À l’automne 2013, quelque 300 personnes diabétiques et obèses avaient bénéficié de ce dispositif, dont la moitié venant de quartiers défavorisés. Selon le vice-président de la communauté urbaine de Strasbourg et médecin de formation, Alexandre Feltz, cela a permis de toucher des gens très éloignés du sport, puisque 80 % des bénéficiaires ne savent pas nager ni faire du vélo.

À la mi-septembre, Strasbourg a annoncé l’extension du dispositif aux personnes touchées par le cancer du sein ou du côlon, afin de réduire les taux de récidive. Leurs relais en ville : plus d’une centaine de généralistes désormais membres du dispositif. Inspirateur du programme, le Dr Feltz a rappelé que le sport permettait de réduire les risques de récidive de 30 à 50 %. 

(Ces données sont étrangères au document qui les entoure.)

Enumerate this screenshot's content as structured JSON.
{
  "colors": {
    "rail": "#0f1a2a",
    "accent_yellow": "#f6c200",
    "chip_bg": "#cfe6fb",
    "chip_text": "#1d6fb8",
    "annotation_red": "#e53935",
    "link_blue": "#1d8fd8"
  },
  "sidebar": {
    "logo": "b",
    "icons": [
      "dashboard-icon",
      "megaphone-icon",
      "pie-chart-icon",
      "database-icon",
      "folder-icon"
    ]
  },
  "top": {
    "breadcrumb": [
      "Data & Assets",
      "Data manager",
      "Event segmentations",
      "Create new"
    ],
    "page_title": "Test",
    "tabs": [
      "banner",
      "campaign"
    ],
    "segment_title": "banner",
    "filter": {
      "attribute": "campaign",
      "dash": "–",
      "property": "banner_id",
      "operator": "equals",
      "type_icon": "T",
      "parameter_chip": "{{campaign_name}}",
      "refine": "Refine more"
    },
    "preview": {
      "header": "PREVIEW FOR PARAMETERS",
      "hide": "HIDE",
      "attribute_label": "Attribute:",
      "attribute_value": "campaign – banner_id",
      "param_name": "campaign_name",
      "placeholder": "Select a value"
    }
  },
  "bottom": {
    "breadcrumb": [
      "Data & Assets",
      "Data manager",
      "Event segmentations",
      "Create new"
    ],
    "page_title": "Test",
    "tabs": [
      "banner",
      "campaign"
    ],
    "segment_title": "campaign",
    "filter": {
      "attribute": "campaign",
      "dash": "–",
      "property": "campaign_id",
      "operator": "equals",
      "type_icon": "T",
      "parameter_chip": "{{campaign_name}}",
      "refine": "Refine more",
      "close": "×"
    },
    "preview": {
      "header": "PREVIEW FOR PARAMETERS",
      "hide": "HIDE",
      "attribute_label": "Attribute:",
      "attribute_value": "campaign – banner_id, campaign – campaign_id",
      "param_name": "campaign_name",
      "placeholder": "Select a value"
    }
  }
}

Reste à démontrer que le sport sur ordonnance permet effectivement de réduire la prescription médicamenteuse. Au plan national, les autorités suivront avec intérêt la suite de cette initiative : en juillet dernier, c’est le président de la République lui-même, François Hollande, qui, lors d’une visite à l’Institut national du sport, de l’expertise et de la performance (Insep), avait évoqué l’idée que les médecins puissent prescrire davantage de sport que de médicaments. Quant à Valérie Fourneyron, la ministre des Sports, elle est une fervente défenseur du sport-santé.